Mientras tanto, la noticia de la prohibición de concienciar sobre el genocidio en Gaza se extiende por los grupos de WhatsApp de docentes y a la desesperación le está acompañando el miedo. No es miedo a represalias económicas o laborales de cara a la administración. Es parálisis ante un previsible conflicto con menores y sus familias. Miedo a que la convivencia haga crack. Un miedo que es habitual en la izquierda, que a menudo se confunde con la templanza y normalmente deriva en pérdida de avances en derechos sociales. Miedo a tener que trabajar entre miradas y comentarios que tachan de enemiga a cualquiera que defienda que exterminar sistemáticamente a la población palestina es un genocidio, tal y como este miércoles reconoció la ONU.
No pasó con Ucrania, ni siquiera con el desastre de la dana, que tanto barro político sigue arrastrando después. En ambos casos se han colgado banderas, se ha trabajado el tema en clase y se han hecho incluso recogida de alimentos y dinero en centros públicos. No ha pasado antes porque la escuela es el lugar donde se enseñan conocimientos. Porque la historia (con y sin mayúsculas) no puede dejar de contarse solo porque haya quien ha decidido que lo que no le gusta no existe o es terrorismo. Porque no tiene sentido explicar las causas que propiciaron el auge del fascismo en Europa en los años treinta y mantenerse calladita cuando lo estamos viviendo en directo y cabe aún la esperanza de poder frenarlo a tiempo.
Que un partido se adueñe de una visión del mundo no es problema de la comunidad educativa. Quien decide vivir de espaldas a la realidad no puede exigir lo mismo al resto para ganar votos.

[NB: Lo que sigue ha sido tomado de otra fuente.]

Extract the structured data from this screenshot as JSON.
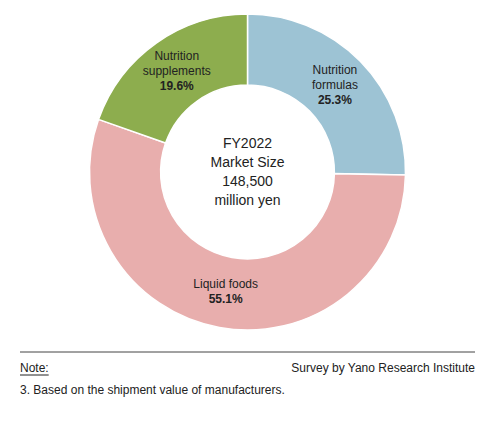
{
  "chart_data": {
    "type": "pie",
    "categories": [
      "Nutrition\nformulas",
      "Liquid foods",
      "Nutrition\nsupplements"
    ],
    "values": [
      25.3,
      55.1,
      19.6
    ],
    "value_labels": [
      "25.3%",
      "55.1%",
      "19.6%"
    ],
    "colors": [
      "#9DC3D4",
      "#E8AEAD",
      "#8DAD4E"
    ],
    "data_labels": true,
    "annotations": [
      "FY2022\nMarket Size\n148,500\nmillion yen",
      "Note:",
      "3. Based on the shipment value of manufacturers.",
      "Survey by Yano Research Institute"
    ]
  }
}
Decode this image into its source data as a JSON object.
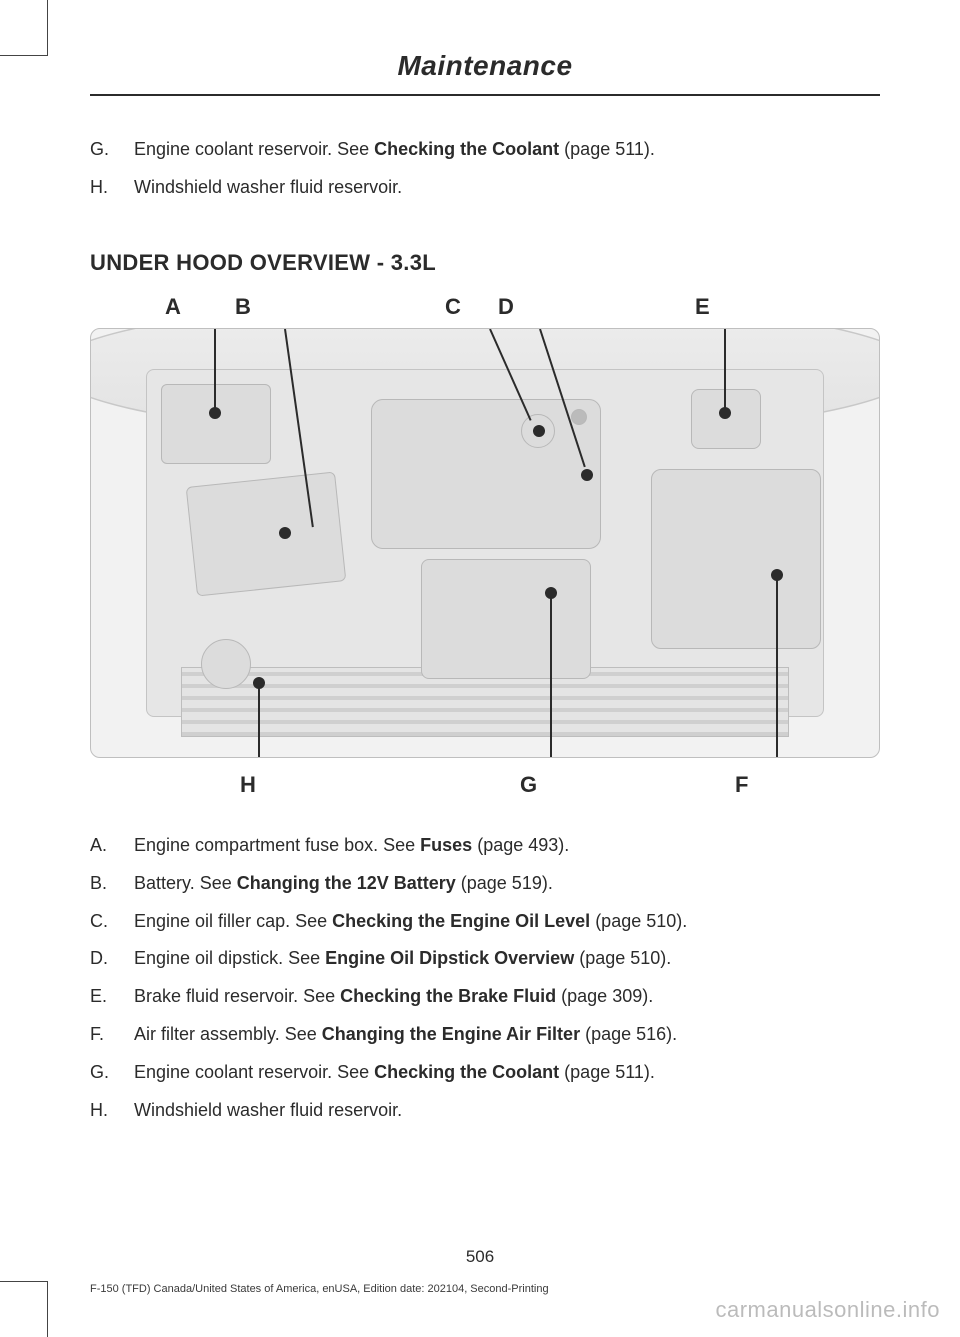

Que la derecha trate de imponer que ayudar a la población palestina es sanchista es el marco del PP, no de los y las docentes que hacen su trabajo cumpliendo precisamente con la ley educativa vigente, la LOMLOE, que refuerza la competencia ciudadana promoviendo la participación activa, la reflexión crítica y la justicia social. Educar en ella no puede hacerse con bulos (como el de que las personas que se manifestaron el domingo en Madrid estaban fichadas por pertenecer a la kale borroka), negando la realidad y pisoteando la educación en derechos humanos.
La ofensiva israelí lleva oficialmente más de 65.000 muertos en Gaza. Francesca Albanese, relatora de la ONU para Palestina, estima que la cifra real podría ser diez veces mayor. No se puede exigir al profesorado que se quede quietecito en aras de una supuesta convivencia que es en realidad habitar el mundo como si no estuviera pasando nada mientras la agresividad crece a diario, en el tono y en las formas, incluso entre quienes no han cumplido ni siquiera 15 años. No se puede educar a los y las menores en la falta de solidaridad porque eso es irresponsable. El silencio siempre lo es. Y esta vez, como en casi todas, nos convierte en cómplices.